Speaker
Description
Biological effects of ionizing radiation arise from a sequence of stochastic processes, including particle interactions, radical chemistry, DNA damage induction, cellular repair, and tissue-level responses. Monte Carlo track structure simulations capture many of these early physical and chemical stages and enable mechanistic investigation of radiation quality effects. Despite this inherent stochasticity, most simulations report only mean DNA damage yields, such as average double strand breaks per cell or per unit dose, overlooking substantial variability.
In this work, PARTRAC simulations were performed for a spherical cell nucleus irradiated by ions from H to Fe across a wide range of radiation quality. Instead of focusing solely on mean values, we analyzed distributions of track length, energy deposition per track and per micrometer, and double strand breaks per track and per micrometer.
Track length followed the triangular distribution expected from random chord statistics, reflecting geometric variability.

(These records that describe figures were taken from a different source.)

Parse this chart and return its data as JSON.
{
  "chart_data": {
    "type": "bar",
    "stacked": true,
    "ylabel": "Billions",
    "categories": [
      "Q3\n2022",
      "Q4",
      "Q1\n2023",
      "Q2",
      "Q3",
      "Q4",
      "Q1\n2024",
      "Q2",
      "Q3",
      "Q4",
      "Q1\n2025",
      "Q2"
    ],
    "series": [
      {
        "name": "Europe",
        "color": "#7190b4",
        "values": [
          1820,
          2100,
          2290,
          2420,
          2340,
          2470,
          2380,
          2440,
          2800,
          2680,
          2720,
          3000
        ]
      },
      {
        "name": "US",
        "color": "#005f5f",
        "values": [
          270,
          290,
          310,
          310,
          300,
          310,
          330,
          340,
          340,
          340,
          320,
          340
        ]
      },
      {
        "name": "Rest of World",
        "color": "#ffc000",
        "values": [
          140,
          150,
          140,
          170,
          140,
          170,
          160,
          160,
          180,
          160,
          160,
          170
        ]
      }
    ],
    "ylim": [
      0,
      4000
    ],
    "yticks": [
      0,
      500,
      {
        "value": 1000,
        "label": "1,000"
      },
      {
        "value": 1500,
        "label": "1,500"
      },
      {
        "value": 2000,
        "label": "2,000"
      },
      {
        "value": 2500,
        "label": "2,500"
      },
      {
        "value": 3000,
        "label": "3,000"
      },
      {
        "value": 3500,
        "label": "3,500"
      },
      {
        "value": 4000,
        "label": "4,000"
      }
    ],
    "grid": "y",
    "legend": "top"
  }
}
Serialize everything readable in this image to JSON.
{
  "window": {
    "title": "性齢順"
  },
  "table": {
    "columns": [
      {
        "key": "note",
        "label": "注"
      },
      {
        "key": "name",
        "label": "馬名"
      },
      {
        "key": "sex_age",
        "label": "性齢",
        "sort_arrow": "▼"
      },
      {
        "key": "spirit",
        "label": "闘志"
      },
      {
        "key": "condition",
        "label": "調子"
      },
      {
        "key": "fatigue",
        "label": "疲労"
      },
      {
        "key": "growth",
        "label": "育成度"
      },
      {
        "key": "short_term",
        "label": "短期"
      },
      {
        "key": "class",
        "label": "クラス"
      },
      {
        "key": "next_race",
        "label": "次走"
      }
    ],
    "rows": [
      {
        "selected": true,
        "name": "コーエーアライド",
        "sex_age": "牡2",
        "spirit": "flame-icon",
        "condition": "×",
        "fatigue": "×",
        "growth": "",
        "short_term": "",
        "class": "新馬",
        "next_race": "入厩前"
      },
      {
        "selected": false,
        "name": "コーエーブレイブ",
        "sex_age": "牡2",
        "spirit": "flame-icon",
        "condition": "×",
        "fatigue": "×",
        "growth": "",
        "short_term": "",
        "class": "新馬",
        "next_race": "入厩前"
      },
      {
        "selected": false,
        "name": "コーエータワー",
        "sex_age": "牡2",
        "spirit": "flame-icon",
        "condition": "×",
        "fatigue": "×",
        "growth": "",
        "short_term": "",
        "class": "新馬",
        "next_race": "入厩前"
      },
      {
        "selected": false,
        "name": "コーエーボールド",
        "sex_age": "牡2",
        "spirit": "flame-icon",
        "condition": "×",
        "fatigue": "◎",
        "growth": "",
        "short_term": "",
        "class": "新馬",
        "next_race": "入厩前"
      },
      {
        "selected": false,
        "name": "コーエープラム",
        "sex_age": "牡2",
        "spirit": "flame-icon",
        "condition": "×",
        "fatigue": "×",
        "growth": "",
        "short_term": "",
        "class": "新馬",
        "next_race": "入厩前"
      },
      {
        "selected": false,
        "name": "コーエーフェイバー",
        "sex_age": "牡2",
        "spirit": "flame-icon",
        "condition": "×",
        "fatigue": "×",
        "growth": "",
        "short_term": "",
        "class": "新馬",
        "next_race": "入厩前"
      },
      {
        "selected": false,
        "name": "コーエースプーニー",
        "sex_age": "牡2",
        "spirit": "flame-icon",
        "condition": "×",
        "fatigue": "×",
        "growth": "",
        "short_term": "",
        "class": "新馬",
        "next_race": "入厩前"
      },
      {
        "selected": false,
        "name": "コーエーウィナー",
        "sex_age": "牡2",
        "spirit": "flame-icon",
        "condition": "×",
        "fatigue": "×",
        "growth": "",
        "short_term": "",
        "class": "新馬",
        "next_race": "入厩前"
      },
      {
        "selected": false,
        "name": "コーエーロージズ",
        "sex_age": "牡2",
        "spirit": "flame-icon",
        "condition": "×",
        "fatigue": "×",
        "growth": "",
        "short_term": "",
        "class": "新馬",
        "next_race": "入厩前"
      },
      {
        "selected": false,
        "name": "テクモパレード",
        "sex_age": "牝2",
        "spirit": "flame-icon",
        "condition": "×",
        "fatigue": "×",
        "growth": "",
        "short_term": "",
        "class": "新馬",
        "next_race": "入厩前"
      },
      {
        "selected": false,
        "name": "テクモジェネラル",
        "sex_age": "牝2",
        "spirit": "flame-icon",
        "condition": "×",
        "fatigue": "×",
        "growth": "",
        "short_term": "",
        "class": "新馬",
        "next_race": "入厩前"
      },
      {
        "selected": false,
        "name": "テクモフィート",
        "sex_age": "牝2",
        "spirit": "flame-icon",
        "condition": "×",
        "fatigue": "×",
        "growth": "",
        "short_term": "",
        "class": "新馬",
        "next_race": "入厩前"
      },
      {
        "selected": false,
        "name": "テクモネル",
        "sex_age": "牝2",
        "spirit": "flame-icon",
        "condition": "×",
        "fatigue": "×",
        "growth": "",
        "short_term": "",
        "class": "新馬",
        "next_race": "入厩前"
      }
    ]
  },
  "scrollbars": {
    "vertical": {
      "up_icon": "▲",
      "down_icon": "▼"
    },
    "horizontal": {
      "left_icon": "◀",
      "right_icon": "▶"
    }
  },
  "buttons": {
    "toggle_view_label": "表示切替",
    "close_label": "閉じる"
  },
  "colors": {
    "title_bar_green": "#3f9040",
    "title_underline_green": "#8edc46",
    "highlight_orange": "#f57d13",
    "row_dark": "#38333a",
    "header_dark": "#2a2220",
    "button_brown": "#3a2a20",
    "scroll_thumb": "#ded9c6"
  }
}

Additional stochasticity in energy deposition and the subsequent translation into DNA damage led to broad distributions of double strand breaks per track. Even for tracks of similar length and radiation type, the number of double strand breaks varied considerably, highlighting the inherent variability in DNA damage induction. These distributions propagate to the spatial organization of DNA damage foci within the nucleus, from randomly scattered to track-aligned or elongated patterns along high-LET tracks.
Our results highlight the importance of considering distributions, not just mean values, when characterizing radiation induced DNA damage. Analysis based on distributions captures the full variability of damage, supports mechanistic interpretation of experimental observations including those that deviate from the mean, and provides a more complete understanding of radiation quality and biological effects across diverse ion types.